Basketball

Schröder und Atlanta erst nach Videobeweis im NBA-Halbfinale

Selbst nach der Schlusssirene mussten Dennis Schröder und die Atlanta Hawks noch um den historischen Halbfinal-Einzug bangen.

In einer packenden Play-off-Partie hatte Paul Pierce vermeintlich in letzter Sekunde den Ausgleich für die Washington Wizards erzielt. Erst nach zwei Minuten und eingehendem Videostudium entschieden die Schiedsrichter, dass die Fingerspitzen des Routiniers beim Dreipunktewurf noch den Ball berührten, als die Uhr abgelaufen war. Kein Korb – 94:91 für Atlanta.

Die Hawks gehören das erste Mal seit 1970 wieder zu den Top Vier in der Basketball-Profiliga NBA und treffen nun auf die Cleveland Cavaliers und Superstar LeBron James. „Ich hatte beinahe einen Herzanfall“, gab Spielmacher Jeff Teague angesichts des spannenden Showdowns zu. Nachdem Schröder zuletzt auch mehrfach in der Schlussphase das Vertrauen von Trainer Mike Budenholzer bekommen hatte, glänzten diesmal vor allem die etatmäßigen Starter Teague (20 Punkte), DeMarre Carroll (25) oder Paul Millsap (20). Doch auch Schröder zeigte in 22 Minuten mit neun Punkten, vier Assists und drei Balleroberungen wieder eine ansprechende Leistung, auch wenn der 21 Jahre alte Braunschweiger lediglich drei seiner zwölf Feldwürfe traf.

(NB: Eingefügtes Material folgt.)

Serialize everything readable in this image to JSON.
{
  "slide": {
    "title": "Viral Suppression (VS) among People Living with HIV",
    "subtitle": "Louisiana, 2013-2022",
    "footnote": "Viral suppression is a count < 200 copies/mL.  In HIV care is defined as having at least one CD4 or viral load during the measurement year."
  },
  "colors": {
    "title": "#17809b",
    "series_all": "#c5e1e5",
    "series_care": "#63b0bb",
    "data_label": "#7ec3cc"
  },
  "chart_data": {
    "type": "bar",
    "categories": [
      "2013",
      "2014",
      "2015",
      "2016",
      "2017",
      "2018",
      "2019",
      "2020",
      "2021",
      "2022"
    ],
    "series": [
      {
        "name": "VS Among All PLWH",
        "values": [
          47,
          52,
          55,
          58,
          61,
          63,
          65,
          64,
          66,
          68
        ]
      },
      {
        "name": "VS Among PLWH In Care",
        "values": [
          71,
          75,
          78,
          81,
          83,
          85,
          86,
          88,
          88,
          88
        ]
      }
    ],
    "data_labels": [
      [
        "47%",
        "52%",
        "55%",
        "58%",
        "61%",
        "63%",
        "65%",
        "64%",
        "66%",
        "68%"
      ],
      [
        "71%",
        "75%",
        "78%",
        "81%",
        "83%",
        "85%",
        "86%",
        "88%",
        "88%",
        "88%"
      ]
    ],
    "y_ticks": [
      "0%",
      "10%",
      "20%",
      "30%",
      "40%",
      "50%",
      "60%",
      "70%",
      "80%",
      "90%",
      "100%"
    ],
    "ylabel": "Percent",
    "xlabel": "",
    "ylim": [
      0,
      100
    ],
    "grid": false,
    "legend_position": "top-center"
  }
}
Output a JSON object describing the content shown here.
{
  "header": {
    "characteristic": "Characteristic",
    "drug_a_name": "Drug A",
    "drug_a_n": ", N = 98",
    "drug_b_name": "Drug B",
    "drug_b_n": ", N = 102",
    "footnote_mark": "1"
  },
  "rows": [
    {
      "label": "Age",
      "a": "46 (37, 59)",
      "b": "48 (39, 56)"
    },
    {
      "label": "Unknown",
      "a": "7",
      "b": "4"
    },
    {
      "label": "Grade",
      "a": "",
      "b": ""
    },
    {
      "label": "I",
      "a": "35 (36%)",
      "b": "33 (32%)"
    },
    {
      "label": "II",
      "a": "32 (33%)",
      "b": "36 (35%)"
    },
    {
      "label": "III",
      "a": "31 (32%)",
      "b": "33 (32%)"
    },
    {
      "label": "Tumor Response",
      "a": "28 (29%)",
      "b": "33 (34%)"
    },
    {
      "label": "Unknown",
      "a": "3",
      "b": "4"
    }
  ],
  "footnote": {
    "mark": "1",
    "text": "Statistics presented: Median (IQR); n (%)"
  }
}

Im Duell mit den Cleveland Cavaliers und Superstar James streben die Hawks nun den ersten Sprung in ein NBA-Finale seit 1961 an, damals war der Klub noch in St. Louis angesiedelt. „Es ist großartig, LeBron ist der beste Spieler der Welt. Ich nehme die Herausforderung gerne an“, sagte Carroll, dem wohl die Hauptlast in der Verteidigung gegen James zukommen wird.